Ante esa realidad, el autor adopta una actitud revulsiva, pero no es la única en el conjunto de la narración. También hay en ella pinceladas de ternura. Y, en una ocasión destacada, una gran muestra de piedad: la brutal anécdota de la chica desaparecida en «Por las trenzas de tu pelo» remata con un emocionante gesto compasivo por parte del narrador. Todo ello se enmarca dentro de una actitud seminal que vemos sintetizada en la conocida sentencia de la legendaria cantaora flamenca Tía Añica la Piriñaca que se cita en la primera página del libro: «Cuando canto, me sabe la boca a sangre». Uno tiene la impresión de que ante su fantasmagórico desfile de personajes, a Fernando Navarro, cuando escribe, le sabe la tinta a sangre. Las prosas de Fernando Navarro brotan, al igual que el cante, del profundo venero de la pena. 

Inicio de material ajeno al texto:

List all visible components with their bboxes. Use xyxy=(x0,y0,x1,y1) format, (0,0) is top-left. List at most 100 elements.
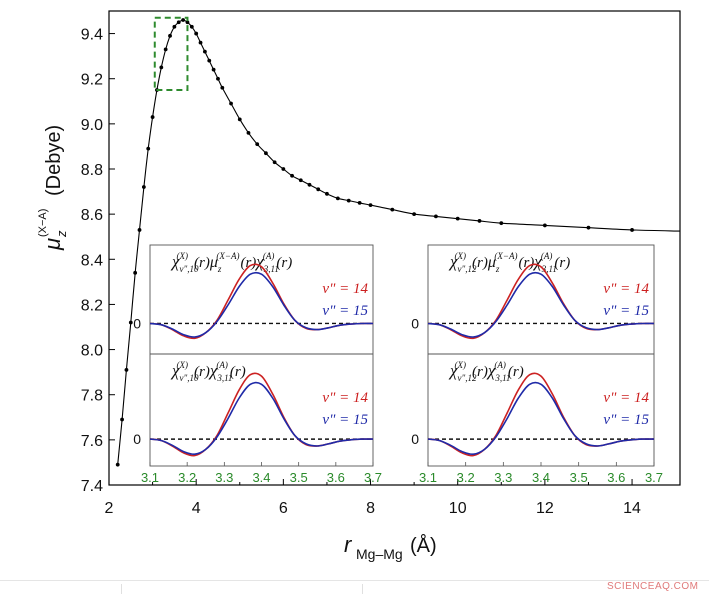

Ha escrito Fernando Navarro una primera obra narrativa muy arriesgada. El estilo produce la impresión de un cierto manierismo, como si hubiera descubierto un procedimiento y renunciara a controlarlo. La violencia abunda tanto que resulta previsible en cada nueva pieza. Pero estos peligros se conjuran con una señalada virtud, el interés intrínseco de la narratividad que ofrece este puñado de historias. El ramillete de situaciones fabulísticas merece la pena por su anecdotario y originalidad. También debe subrayarse que el autor no ha caído en la comodidad del relato general monocorde, sino que imprime a las piezas un desarrollo rítmico: encajan en el conjunto como variaciones de una composición mayor. Todo esto descubre una sorprendente opera prima que invita a seguir con atención la obra recién estrenada del autor.